Angostura Brown Derby
Credit: © Carey Jones

Intermediate: Angostura Brown Derby

The bourbon-honey-grapefruit Brown Derby is one of those underrated classics, a drink equally enticing in winter (thanks to its whiskey and fresh citrus) and in warmer weather (given that it’s tall and refreshing). Sweet bourbon and bitter grapefruit are a perfect template for Amaro di Angostura to slide right into.

Instructions:  In a cocktail shaker with ice, combine an ounce of bourbon, an ounce of Amaro di Angostura, an ounce of fresh grapefruit juice, and half an ounce of demerara syrup (that’s demerara sugar dissolved in an equal part of hot water). Shake all that up until well-chilled and strain into a rocks glass with fresh ice. Top with an ounce of club soda. Garnish with grapefruit wedges.

Angostura “Russian”
Credit: © Carey Jones

Advanced: Angostura “Russian”

Despite its bitter basis, Amaro di Angostura has a pronounced sweetness, too, a caramel-chocolate-cinnamon character that works beautifully in richer cocktails. Here, we’re getting a little cheeky by showing it off in a White Russian-style drink: vodka and Amaro di Angostura stirred together, with a layer of fresh whipped cream. The result is our ideal kind of dessert cocktail, sweet but beautifully balanced, the cream mellowing and softening Angostura’s powerful flavors.

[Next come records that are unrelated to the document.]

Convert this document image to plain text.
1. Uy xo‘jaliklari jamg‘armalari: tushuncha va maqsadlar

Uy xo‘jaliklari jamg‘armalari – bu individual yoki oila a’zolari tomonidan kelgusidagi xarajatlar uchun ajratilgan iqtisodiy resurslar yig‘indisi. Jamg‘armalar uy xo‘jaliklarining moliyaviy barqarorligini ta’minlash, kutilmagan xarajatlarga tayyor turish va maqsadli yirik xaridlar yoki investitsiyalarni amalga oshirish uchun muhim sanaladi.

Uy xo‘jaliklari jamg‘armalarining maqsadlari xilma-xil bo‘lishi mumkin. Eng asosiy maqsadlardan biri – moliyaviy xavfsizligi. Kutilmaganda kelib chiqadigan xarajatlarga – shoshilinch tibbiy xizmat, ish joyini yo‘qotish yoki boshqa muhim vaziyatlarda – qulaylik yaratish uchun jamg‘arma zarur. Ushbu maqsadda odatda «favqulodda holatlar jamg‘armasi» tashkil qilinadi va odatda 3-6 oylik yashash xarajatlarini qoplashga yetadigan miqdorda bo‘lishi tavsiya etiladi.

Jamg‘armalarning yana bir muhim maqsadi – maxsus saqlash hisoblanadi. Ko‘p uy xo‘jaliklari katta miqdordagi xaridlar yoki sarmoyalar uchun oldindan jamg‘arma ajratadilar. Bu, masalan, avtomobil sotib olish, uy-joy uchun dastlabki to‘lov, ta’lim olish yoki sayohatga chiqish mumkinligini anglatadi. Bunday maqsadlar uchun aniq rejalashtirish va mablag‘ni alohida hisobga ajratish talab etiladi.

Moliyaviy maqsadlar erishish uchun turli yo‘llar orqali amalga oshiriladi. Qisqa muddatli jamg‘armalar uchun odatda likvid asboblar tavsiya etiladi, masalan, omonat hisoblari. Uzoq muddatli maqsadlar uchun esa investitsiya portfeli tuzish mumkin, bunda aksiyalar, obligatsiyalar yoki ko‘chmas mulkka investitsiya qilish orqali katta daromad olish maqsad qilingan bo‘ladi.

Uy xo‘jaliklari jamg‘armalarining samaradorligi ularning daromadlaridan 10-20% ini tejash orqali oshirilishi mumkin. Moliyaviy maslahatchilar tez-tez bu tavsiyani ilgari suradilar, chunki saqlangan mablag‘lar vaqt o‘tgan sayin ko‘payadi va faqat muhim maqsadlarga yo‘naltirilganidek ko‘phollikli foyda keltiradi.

Instructions: In a mixing glass with ice, stir together an ounce and a half of vodka, half an ounce of Amaro di Angostura, and a quarter-ounce of simple syrup. Stir until very well-chilled, then strain into a cocktail glass. Top with an ounce of freshly whipped cream and freshly grated nutmeg.

Pro tip—here’s how to make whipped cream in a cocktail shaker. Take your Hawthorne strainer — the kind with the spring around the edge?—and pop out that spring. Put it in your cocktail tin, along with as much cream as you’re whipping up, and one ice cube. Then shake the heck out of it. The spring acts like a whisk, and after about 30 seconds or so, you’ll have a soft whipped cream.